II. Terms and Conditions of Civil Service Employment

¶6 As an initial matter, Price alleges that the trial court erred when it “chose to apply the deference standard applicable to statutory interpretation, rather than contract interpretations.” Br. of Appellant at 4-5. He urges us to find that he and the City contracted for his employment. And he urges us to apply the rules of contract construction in [191]*191interpreting the disputed provisions of the TMC. We disagree with Price.

¶7 Washington courts have consistently held that the terms and conditions of public employment do not give rise to contractual rights of any form.1 Wash. Fed’n of State Employees v. State, 101 Wn.2d 536, 541-42, 682 P.2d 869 (1984); Weber v. Dep’t of Corr., 78 Wn. App. 607, 610, 898 P.2d 345 (1995); Greig v. Metzler, 33 Wn. App. 223, 230, 653 P.2d 1346 (1982). Civil service employment is controlled by the civil service statutes, subject to article I, section 23 of the Washington Constitution. State Employees, 101 Wn.2d at 542; Riccobono v. Pierce County, 92 Wn. App. 254, 263, 966 P.2d 327 (1998). In other words, “civil service employment is grounded on a contract of employment formed between the public employer and the employee, but that the contract incorporates, as implied and controlling terms, the civil service statutes as now existing or hereafter amended, subject to Washington Constitution article [I], section 23.” Riccobono, 92 Wn. App. at 263 n.25.

f 8 Therefore, the trial court did not err. In construing municipal ordinances, courts are guided by the same rules and principles governing the construction of statutes. City of Spokane v. Vaux, 83 Wn.2d 126, 128-29, 516 P.2d 209 (1973).

III. Interpretation of the Tacoma Municipal Code Provisions

¶9 Price argues that the trial court erred in construing the disputed provisions of the TMC. He claims that “the current interpretation creates ambiguity where there is none.” Br. of Appellant at 15. We disagree with Price’s position.

¶10 The construction of a municipal ordinance is a question of law, which we review de novo. See City of Pasco v. Pub. Employment Relations Comm’n, 119 Wn.2d 504, 507, 833 P.2d 381 (1992).
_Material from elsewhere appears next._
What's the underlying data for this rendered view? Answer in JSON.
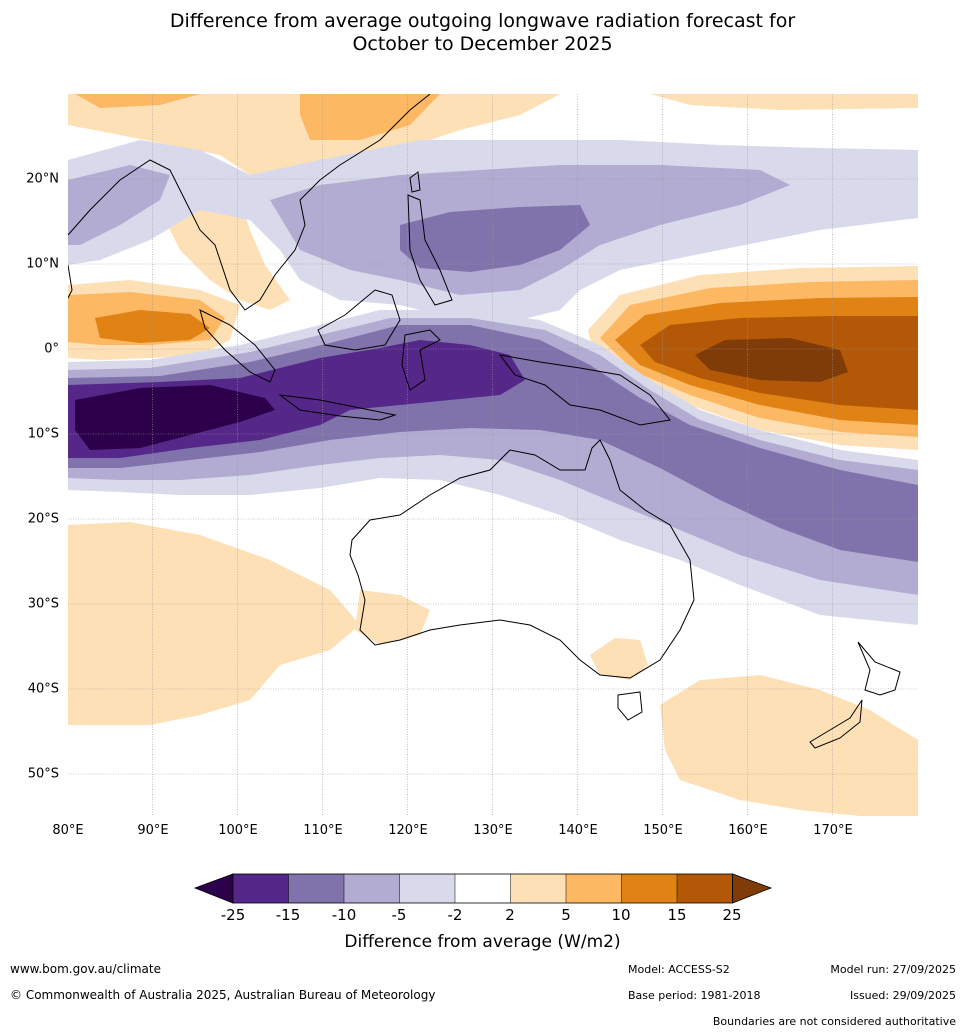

The cardinal rule in construing a [192]*192municipal ordinance is to ascertain and give effect to the intent of the law-making body, here, the city of Tacoma. See Lacey Nursing Ctr., Inc. v. Dep’t of Revenue, 128 Wn.2d 40, 53, 905 P.2d 338 (1995). When faced with an unambiguous municipal ordinance, we derive the intent of the lawmaking body from the plain language alone. Waste Mgmt. of Seattle, Inc. v. Utils. & Transp. Comm'n, 123 Wn.2d 621, 629, 869 P.2d 1034 (1994).

¶11 At issue here is former TMC 1.12.133,2 3which in part stated:

C. Other City Personnel. Regular, probationary and appointive employees who through union agreement have elected the option of longevity pay or unrepresented employees who have been authorized to receive longevity pay by City Council action, shall receive additional compensation based on a percentage of their base rate of pay received for the class in which they are currently being paid. No application of rate may be used, in computing longevity pay.